Kanada Expeditionen

Hoch im Norden: Kanada

Für eine Reise nach Kanada schaden Kenntnisse der französischen Sprache zusätzlich zu soliden Englischkenntnissen sicherlich nicht. Französisch ist dort Amtssprache. Wer übrigens der Meinung ist, dass es in Kanada ausschließlich kalt wäre, den dürften die stellenweise doch recht hitzigen Sommer überraschen. Nach Norden hin reicht Kanada bis zum arktischen Ozean. Östlich bildet der Atlantik die Grenze und im Westen wartet der Pazifik. Im Süden liegen die USA. Kanada ist der zweitgrößte Staat der Erde. Die großen Städte, wie zum Beispiel Toronto, die Hauptstadt der Provinz Ontario und Finanzhauptstadt Kanadas, konzentrieren sich allerdings alle auf den Süden des Landes.

Die Niagara-Fälle

Bei der Planung einer Reise nach Kanada oder in das nördliche Gebiet der USA dürfen die Niagara- Fälle keineswegs ignoriert werden.

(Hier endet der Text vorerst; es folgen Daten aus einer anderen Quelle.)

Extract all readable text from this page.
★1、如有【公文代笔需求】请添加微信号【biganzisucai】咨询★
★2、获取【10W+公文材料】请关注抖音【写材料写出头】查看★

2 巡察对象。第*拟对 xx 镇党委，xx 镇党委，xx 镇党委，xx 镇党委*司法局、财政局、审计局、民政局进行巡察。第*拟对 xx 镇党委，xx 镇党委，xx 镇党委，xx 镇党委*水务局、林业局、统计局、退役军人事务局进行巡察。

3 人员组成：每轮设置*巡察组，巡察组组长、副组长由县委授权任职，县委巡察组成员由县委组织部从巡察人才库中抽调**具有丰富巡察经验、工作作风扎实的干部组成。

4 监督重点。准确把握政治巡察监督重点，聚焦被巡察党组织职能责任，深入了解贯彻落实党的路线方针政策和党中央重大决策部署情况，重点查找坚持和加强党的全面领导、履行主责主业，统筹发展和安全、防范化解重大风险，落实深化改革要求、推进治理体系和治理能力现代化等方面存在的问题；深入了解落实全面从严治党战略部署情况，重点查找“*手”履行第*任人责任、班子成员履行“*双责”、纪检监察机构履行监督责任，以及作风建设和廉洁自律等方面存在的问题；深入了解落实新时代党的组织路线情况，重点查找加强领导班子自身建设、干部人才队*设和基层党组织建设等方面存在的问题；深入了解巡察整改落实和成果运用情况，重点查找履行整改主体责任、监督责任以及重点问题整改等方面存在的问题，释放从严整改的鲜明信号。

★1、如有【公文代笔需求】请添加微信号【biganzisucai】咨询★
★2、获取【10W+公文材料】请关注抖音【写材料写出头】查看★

Als eine der wohl bekanntesten Sehenswürdigkeiten in diesem Gebiet markieren sie die Grenze zwischen den USA, genauer gesagt dem Bundesstaat New York, und Ontario, der kanadischen Provinz. Die Niagara-Fälle bieten sich auch als passender Ausgangspunkt oder Zielort für Touren durch Kanada oder den Norden der USA an. Dank der geschickten Vermarktung als touristisches Reiseziel, was vor allem von kanadischer Seite aus stark gefördert wird, kommen pro Jahr angeblich bis zu 14 Millionen Besucher dorthin. Das dauernd aufprallende Wasser der zusammengehörenden American Falls und der kanadischen Horseshoe Falls bildet eine ewige Gischt, welche mit Regenbögen geschmückt ist. Während der kalten Wintern friert der Fluss unterhalb der Fälle zu und die Gischt bildet spektakuläre Eis-Formationen.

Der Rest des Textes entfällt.